In 1886, the citizens of Cochise County elected John Slaughter sheriff, the office he would hold for two terms. He could have stayed on but felt he’d done enough and he wanted to get back to his family and the ranch. His successor, famed photographer, C.S. Fly appointed him deputy, a position of honor he held until his death in 1922.
He’d purchased the old San Bernardino Land Grant ranch in 1884. Consisting of some 64,000 acres, one-third was in Arizona and the other two-thirds in Sonora. It was blessed with plenty of water, the necessary ingredient in western ranching and a small community developed around it. Before long an empire that would become one of Arizona greatest ranches was running cattle on a quarter million acres from the Chiricahua Mountains to the Sierra Madre.
When the Apache bands raided his cattle herd, Slaughter took the offense and went into their lair. Eventually, they avoided his ranges. Years later at Fort Sill, Geronimo commented that before he died he’d like to go back to Arizona and kill John Slaughter. Slaughter took that as a compliment. Incidentally, Geronimo surrendered in 1886 in Skeleton Canyon, on Slaughter’s range.
On the other hand Slaughter, like Henry Clay Hooker at the Sierra Bonita, in northern Cochise County, allowed hungry Apache to butcher a beef when necessary.
In 1907 Slaughter was elected to the territorial legislature and served a single term. But ranching was his life and he was never
happier than when he was at the San Bernardino with his family.
By now “Old Dad Time” was catching up with John Slaughter but he still had plenty of fight left in him. During the Mexican Revolution Pancho Villa’s men were butchering his cattle to feed their army near at Agua Prieta.

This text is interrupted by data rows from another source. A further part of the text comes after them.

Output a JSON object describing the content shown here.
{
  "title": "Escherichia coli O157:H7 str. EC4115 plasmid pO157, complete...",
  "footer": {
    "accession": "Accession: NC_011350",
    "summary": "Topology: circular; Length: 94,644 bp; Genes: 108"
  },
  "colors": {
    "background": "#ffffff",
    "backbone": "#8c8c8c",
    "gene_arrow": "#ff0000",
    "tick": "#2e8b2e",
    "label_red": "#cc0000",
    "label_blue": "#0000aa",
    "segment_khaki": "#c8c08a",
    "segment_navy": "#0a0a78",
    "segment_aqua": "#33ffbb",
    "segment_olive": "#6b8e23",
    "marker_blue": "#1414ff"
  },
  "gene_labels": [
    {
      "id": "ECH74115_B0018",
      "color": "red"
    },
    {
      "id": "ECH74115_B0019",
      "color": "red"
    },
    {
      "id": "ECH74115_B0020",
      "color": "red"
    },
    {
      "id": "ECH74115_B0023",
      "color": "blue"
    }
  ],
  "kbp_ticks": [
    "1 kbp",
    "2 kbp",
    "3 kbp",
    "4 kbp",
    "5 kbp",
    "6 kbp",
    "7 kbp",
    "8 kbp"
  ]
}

Slaughter grabbed his gun, mounted his horse, and rode boldly into Villa’s camp with fire in his eyes. He returned home later with his saddlebags full of shiny new twenty-dollar gold pieces. Not even Pancho Villa was willing to tangle with the man some called, “the wicked little gringo.”

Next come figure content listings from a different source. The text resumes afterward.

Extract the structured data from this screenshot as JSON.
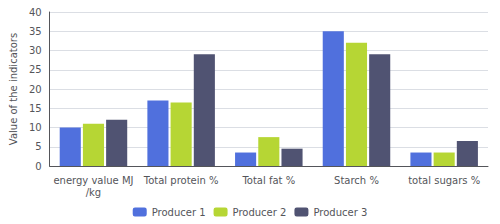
{
  "chart_data": {
    "type": "bar",
    "ylabel": "Value of the indicators",
    "categories": [
      "energy value MJ/kg",
      "Total protein %",
      "Total fat %",
      "Starch %",
      "total sugars %"
    ],
    "series": [
      {
        "name": "Producer 1",
        "values": [
          10,
          17,
          3.5,
          35,
          3.5
        ]
      },
      {
        "name": "Producer 2",
        "values": [
          11,
          16.5,
          7.5,
          32,
          3.5
        ]
      },
      {
        "name": "Producer 3",
        "values": [
          12,
          29,
          4.5,
          29,
          6.5
        ]
      }
    ],
    "ylim": [
      0,
      40
    ],
    "yticks": [
      0,
      5,
      10,
      15,
      20,
      25,
      30,
      35,
      40
    ],
    "grid": true,
    "legend": "bottom"
  }
}
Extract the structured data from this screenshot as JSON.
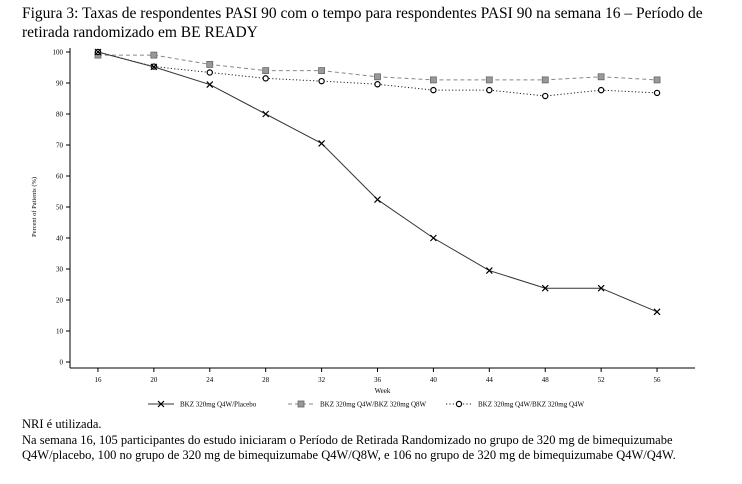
{
  "figure": {
    "title": "Figura 3: Taxas de respondentes PASI 90 com o tempo para respondentes PASI 90 na semana 16 – Período de retirada randomizado em BE READY"
  },
  "notes": [
    "NRI é utilizada.",
    "Na semana 16, 105 participantes do estudo iniciaram o Período de Retirada Randomizado no grupo de 320 mg de bimequizumabe Q4W/placebo, 100 no grupo de 320 mg de bimequizumabe Q4W/Q8W, e 106 no grupo de 320 mg de bimequizumabe Q4W/Q4W."
  ],
  "chart_data": {
    "type": "line",
    "xlabel": "Week",
    "ylabel": "Percent of Patients (%)",
    "x": [
      16,
      20,
      24,
      28,
      32,
      36,
      40,
      44,
      48,
      52,
      56
    ],
    "ylim": [
      0,
      100
    ],
    "yticks": [
      0,
      10,
      20,
      30,
      40,
      50,
      60,
      70,
      80,
      90,
      100
    ],
    "grid": false,
    "legend_position": "bottom",
    "series": [
      {
        "name": "BKZ 320mg Q4W/Placebo",
        "marker": "x",
        "line": "solid",
        "color": "#333333",
        "values": [
          100,
          95.2,
          89.5,
          80,
          70.5,
          52.4,
          40,
          29.5,
          23.8,
          23.8,
          16.2
        ]
      },
      {
        "name": "BKZ 320mg Q4W/BKZ 320mg Q8W",
        "marker": "square",
        "line": "dashed",
        "color": "#888888",
        "values": [
          99,
          99,
          96,
          94,
          94,
          92,
          91,
          91,
          91,
          92,
          91
        ]
      },
      {
        "name": "BKZ 320mg Q4W/BKZ 320mg Q4W",
        "marker": "circle",
        "line": "dotted",
        "color": "#222222",
        "values": [
          100,
          95.3,
          93.4,
          91.5,
          90.6,
          89.6,
          87.7,
          87.7,
          85.8,
          87.7,
          86.8
        ]
      }
    ]
  }
}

His last battle occurred on May 4th, 1921, when he and Viola, armed with shotguns, held off several bandits who were out to rob the ranch. He was eighty-one.
Slaughter died the following year in Douglas, the town he helped establish.
John Slaughter was small in size but great in frontier stature. He was a lawman, cattleman, gunman, gambler, businessman, pioneer, and empire builder. He was sometimes a bit careless about the legal niceties of the law but it was a rough, tough country and it took men with bark on to tame it.
His name will be long-remembered.
Postscript: During the 1950s in the early days of color television, Walt Disney Productions made a film about John Slaughter, starring Tom Tryon as Texas John.